There are an estimated 10 million to 12 million Roma, citizens of countries throughout Europe and beyond. Many face discrimination and high unemployment; those deported from France do not expect to find jobs in Romania or Bulgaria.
Roma have lived in France since the 15th century. With the abolition of Roma slavery in the 19th century in Moldavia, Walachia and Transylvania, the Roma Diaspora spread throughout Europe. In France there are 400,000 Roma, mostly enjoying French nationality, living in flats and practicing professions. Many are also itinerant traders relying on specially provided camps. However, because of inadequate provision, they often have to set up camp on unofficial sites.
Between 12,000 and 15,000 Roma, citizens of Romania and Bulgaria, have legally come to France since their countries joined the European Union in 2007. According to the BBC, 10 other EU countries, including Germany, Italy, Denmark and Sweden, which also welcomed Roma, are also adopting a deportation policy. Transitory measures adopted by some 10 states, including France, limit access to work and residence rights for Romanian and Bulgarian migrants until December 12, 2013, when the restrictions will end.
The Roma communities in Bulgaria and Romania count some 750,000 and 2 million people respectively, of which a tiny proportion have emigrated to other EU countries since accession. Le Monde asserts that there are 22,000 in Belgium and probably more than that in Italy and Germany.
There is no serious opposition being mounted by the Socialist Party, other forces on the bourgeois “left,” or the unions to the ominous turn of a government developing proto-fascist policies.

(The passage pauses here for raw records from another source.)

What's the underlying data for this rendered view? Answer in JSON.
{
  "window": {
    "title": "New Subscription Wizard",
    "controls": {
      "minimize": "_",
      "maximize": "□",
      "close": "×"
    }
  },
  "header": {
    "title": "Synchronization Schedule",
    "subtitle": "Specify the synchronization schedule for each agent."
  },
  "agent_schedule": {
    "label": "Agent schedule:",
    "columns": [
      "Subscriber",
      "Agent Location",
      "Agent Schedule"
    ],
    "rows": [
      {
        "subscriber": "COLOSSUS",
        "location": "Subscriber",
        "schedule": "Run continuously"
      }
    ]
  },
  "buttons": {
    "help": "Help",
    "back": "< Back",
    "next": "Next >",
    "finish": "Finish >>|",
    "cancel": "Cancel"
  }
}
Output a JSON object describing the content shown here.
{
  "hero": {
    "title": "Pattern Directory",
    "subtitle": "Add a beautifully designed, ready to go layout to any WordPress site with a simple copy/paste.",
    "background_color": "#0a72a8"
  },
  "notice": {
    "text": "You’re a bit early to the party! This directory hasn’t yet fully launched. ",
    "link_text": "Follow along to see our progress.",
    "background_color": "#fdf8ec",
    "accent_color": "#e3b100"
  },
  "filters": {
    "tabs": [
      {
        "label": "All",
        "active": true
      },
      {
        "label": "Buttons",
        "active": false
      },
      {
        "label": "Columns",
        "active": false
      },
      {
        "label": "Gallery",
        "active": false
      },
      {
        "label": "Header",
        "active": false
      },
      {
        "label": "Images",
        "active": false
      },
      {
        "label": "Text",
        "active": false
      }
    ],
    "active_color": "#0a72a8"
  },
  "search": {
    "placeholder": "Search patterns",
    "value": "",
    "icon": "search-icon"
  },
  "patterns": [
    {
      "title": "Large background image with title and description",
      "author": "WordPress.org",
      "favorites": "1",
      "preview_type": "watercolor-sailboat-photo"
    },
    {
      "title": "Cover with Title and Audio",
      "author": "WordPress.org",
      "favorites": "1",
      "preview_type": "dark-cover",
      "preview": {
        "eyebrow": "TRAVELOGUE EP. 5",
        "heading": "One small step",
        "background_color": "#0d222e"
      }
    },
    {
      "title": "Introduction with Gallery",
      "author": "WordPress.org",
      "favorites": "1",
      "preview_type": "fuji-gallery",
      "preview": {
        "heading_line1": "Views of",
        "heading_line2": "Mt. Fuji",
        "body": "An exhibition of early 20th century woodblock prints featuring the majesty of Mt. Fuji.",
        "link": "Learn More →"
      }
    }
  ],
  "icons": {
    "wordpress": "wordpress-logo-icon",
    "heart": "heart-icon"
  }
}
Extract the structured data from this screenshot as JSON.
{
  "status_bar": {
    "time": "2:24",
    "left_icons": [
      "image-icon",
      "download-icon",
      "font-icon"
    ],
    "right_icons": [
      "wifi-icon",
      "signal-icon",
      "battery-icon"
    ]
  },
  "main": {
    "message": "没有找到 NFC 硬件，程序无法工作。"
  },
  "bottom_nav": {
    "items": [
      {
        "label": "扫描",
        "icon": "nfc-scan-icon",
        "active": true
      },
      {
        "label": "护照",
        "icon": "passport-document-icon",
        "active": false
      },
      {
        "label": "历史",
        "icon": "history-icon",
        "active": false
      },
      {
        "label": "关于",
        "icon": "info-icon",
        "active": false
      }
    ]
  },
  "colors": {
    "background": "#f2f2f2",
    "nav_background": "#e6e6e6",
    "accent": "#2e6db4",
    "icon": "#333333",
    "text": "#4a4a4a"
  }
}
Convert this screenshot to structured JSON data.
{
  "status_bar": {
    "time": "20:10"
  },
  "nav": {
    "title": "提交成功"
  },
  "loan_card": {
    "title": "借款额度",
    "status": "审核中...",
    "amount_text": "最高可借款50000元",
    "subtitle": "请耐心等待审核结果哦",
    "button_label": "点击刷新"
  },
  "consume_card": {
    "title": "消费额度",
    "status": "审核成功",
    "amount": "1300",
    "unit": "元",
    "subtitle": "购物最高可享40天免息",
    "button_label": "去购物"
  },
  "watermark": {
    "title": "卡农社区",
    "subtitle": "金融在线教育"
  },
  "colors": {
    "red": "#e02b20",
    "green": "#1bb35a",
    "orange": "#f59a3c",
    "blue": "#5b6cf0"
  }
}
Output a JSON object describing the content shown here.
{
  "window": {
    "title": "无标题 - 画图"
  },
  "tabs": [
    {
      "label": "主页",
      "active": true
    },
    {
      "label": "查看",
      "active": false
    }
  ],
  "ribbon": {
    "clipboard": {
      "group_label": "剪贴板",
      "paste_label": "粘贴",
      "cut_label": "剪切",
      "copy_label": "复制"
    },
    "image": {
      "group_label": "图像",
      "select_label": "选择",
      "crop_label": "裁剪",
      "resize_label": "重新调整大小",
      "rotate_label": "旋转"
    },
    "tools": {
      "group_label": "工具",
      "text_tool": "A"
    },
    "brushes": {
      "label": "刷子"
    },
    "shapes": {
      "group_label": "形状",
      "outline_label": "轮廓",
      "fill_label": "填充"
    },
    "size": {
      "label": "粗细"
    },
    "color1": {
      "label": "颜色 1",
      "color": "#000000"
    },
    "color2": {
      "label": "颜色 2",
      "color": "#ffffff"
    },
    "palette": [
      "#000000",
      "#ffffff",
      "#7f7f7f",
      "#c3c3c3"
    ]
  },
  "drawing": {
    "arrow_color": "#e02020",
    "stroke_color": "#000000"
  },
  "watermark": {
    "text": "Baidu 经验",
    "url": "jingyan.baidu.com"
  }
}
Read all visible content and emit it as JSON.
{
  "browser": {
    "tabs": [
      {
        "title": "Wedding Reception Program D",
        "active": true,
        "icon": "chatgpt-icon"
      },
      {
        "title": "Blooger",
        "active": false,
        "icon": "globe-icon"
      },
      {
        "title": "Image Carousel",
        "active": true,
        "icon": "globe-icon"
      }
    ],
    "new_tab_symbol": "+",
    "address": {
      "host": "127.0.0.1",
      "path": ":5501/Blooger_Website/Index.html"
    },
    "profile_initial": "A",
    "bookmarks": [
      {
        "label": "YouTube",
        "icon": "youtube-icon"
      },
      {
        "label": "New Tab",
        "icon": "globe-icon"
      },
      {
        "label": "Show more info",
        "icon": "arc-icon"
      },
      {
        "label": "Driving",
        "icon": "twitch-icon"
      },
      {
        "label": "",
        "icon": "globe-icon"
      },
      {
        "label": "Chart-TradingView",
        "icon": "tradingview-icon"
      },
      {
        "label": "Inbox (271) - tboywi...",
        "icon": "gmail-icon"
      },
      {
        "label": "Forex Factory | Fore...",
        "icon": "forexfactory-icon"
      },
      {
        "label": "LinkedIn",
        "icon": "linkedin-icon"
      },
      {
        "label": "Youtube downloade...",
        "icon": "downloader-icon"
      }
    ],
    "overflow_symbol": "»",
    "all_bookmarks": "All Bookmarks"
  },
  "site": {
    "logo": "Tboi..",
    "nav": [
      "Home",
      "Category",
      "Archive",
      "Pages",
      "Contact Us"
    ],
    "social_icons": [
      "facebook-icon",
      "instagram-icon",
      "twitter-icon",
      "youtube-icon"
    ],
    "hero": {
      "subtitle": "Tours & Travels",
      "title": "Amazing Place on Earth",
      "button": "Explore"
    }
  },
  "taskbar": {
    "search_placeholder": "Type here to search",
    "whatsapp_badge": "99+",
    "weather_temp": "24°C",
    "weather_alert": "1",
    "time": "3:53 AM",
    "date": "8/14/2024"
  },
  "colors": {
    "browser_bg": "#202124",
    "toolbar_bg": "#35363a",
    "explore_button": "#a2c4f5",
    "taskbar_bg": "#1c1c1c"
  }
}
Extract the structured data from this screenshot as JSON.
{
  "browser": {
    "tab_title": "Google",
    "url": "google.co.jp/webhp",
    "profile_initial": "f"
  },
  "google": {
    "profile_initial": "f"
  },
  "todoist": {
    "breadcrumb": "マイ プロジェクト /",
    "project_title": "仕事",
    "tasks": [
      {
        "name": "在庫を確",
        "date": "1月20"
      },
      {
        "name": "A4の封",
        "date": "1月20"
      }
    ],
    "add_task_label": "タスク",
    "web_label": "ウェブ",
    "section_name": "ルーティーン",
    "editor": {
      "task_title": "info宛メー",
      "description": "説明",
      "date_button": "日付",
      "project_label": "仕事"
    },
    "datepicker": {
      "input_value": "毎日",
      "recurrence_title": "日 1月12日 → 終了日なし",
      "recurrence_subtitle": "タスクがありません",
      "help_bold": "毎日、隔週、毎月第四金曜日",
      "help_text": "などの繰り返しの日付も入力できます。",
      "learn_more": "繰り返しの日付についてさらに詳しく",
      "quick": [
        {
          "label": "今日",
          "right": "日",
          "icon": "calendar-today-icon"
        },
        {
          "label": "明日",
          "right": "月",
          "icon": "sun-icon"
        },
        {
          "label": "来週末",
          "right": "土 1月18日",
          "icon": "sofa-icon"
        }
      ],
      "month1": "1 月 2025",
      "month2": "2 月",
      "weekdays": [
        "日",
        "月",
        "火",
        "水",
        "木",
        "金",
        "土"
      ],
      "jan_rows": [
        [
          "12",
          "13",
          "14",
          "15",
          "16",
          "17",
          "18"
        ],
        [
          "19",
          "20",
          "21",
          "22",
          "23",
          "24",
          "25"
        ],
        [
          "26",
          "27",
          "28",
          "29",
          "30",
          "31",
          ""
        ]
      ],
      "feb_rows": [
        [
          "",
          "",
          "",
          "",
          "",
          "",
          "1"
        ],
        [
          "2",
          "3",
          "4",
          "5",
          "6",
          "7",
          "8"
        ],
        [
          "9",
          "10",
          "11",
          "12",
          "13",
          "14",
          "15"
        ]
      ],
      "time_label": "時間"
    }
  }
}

The Socialist Party and the Communist Party, while criticising Sarkozy’s assertion that the immigrants are the cause of criminality, attack him from the right for not repressing the youth and the ghettos vigorously enough. Martine Aubry, mayor of Lille and first secretary of the PS, has praised the 4,000 surveillance cameras with which she has endowed her city as an example of her devotion to law and order.